# [CPSC 310](https://github.com/GonzagaCPSC310) Data Mining
[Gonzaga University](https://www.gonzaga.edu/)

[Gina Sprint](http://cs.gonzaga.edu/faculty/sprint/)
# BONUS PA7 Ensemble Learning (30 BONUS pts)

## Learner Objectives
At the conclusion of this programming assignment, participants should be able to:
* Implement a random forest ensemble learner
* Build a random forest using bagging
* Introduce random attribute subsets for building a decision tree
* Tune ensemble learning parameters


## Prerequisites
Before starting this programming assignment, participants should be able to:
At the conclusion of this programming assignment, participants should be able to:
* Represent a tree in Python as a nested list
* Implement a decision tree classifier using the TDIDT algorithm and entropy-based attribute selection
* Evaluate classifiers using train/test sets

## Acknowledgments
Content used in this assignment is based upon information in the following sources:
* Dr. Shawn Bowers' Data Mining HW5

## Github Classroom Setup
For this assignment, you will use GitHub Classroom to create a private code repositories to track code changes and submit your assignment. Open this PA7 link to accept the assignment and create a private repository for your assignment in Github classroom: https://classroom.github.com/a/rYB5L1R7 

Your repo, for example, will be named GonzagaCPSC310/pa7-yourusername (where yourusername is your Github username). I highly recommend committing/pushing regularly so your work is always backed up. We will grade your most recent commit, even if that commit is after the due date (your work will be marked late if this is the case).

## Overview and Requirements
Write a program (`pa7.py`) that builds a random forest classifier for the "pre-processed" automobile dataset (auto-data.txt) you created for PA1 (pick one method to deal with missing values for this assignment (e.g., eliminate rows with missing values, use means or medians, etc.)), the titanic dataset, and the Wisconsin dataset. Download the titanic.txt dataset and the wisconsin.dat dataset from https://github.com/GonzagaCPSC310/PAs/tree/master/files

For this assignment you will need to perform the following steps and turn in your source code and a log of any assumptions and/or issues you had in doing the steps. Your log needs to be written separately from your .py file and may be written in a .txt or a .md (markdown) file.

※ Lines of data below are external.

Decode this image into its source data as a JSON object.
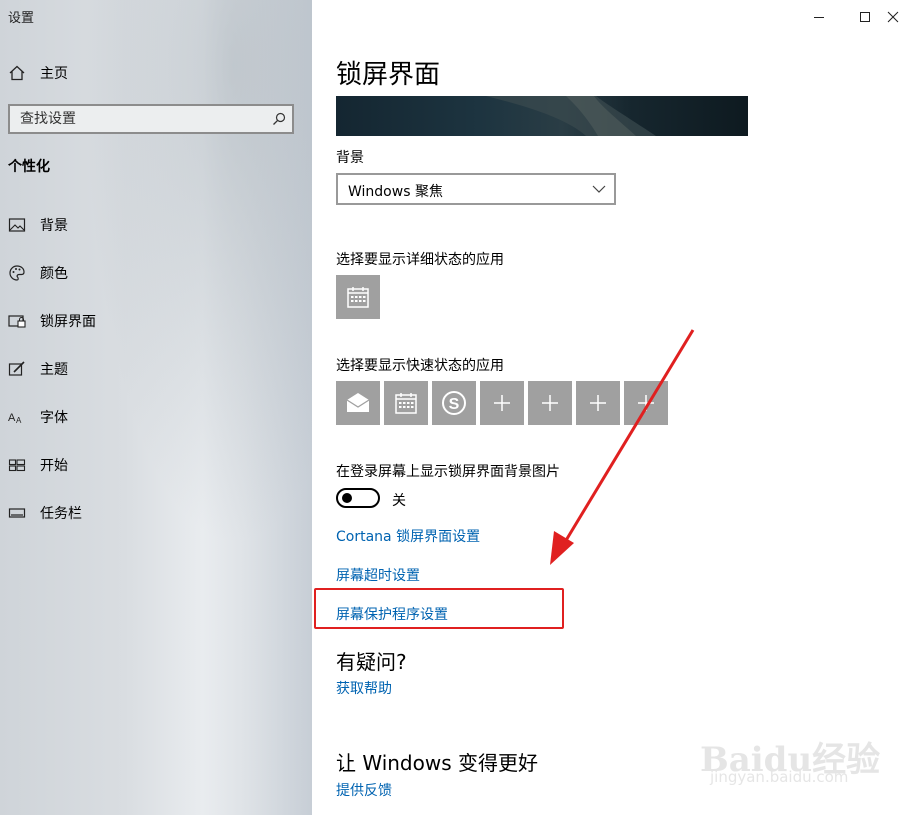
{
  "window": {
    "title": "设置"
  },
  "sidebar": {
    "home_label": "主页",
    "search_placeholder": "查找设置",
    "section_title": "个性化",
    "items": [
      {
        "label": "背景",
        "icon": "picture-icon"
      },
      {
        "label": "颜色",
        "icon": "palette-icon"
      },
      {
        "label": "锁屏界面",
        "icon": "lock-screen-icon"
      },
      {
        "label": "主题",
        "icon": "theme-icon"
      },
      {
        "label": "字体",
        "icon": "font-icon"
      },
      {
        "label": "开始",
        "icon": "start-icon"
      },
      {
        "label": "任务栏",
        "icon": "taskbar-icon"
      }
    ]
  },
  "main": {
    "title": "锁屏界面",
    "background_label": "背景",
    "background_value": "Windows 聚焦",
    "detailed_status_label": "选择要显示详细状态的应用",
    "quick_status_label": "选择要显示快速状态的应用",
    "quick_tiles": [
      "mail-icon",
      "calendar-icon",
      "skype-icon",
      "plus-icon",
      "plus-icon",
      "plus-icon",
      "plus-icon"
    ],
    "signin_bg_label": "在登录屏幕上显示锁屏界面背景图片",
    "signin_bg_state": "关",
    "links": {
      "cortana": "Cortana 锁屏界面设置",
      "timeout": "屏幕超时设置",
      "screensaver": "屏幕保护程序设置"
    },
    "question_heading": "有疑问?",
    "get_help": "获取帮助",
    "improve_heading": "让 Windows 变得更好",
    "feedback": "提供反馈"
  },
  "watermark": {
    "brand": "Baidu经验",
    "url": "jingyan.baidu.com"
  },
  "colors": {
    "link": "#0063b1",
    "highlight": "#e02020",
    "tile": "#a0a0a0"
  }
}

Note: as you write solutions for the following steps, I highly encourage you to design functions that are generic and re-usable for future programming assignments and data mining tasks.

Note: we are learning data mining from scratch! The only libraries you should need to use for this assignment include numpy (sparingly), csv (if you'd like to use it for file I/O), and tabulate (if you'd like to use it for pretty printing). This means no pandas...

## Step 1
Implement a basic random forest algorithm as follows:
1. Generate a random stratified test set consisting of one third of the original data set, with the
remaining two thirds of the instances forming the "remainder set".
1. Generate $N$ "random" decision trees using bootstrapping (giving a training and validation
set) over the remainder set. At each node, build your decision trees by randomly selecting
F of the remaining attributes as candidates to partition on. This is the standard random
forest approach discussed in class. Note that to build your decision trees you should still use
entropy; however, you are selecting from only a (randomly chosen) subset of the available
attributes.
1. Select the $M$ most accurate of the $N$ decision trees using the corresponding validation sets.
1. Use simple majority voting to predict classes using the $M$ decision trees over the test set.
1. Give the accuracy of the random forest approach.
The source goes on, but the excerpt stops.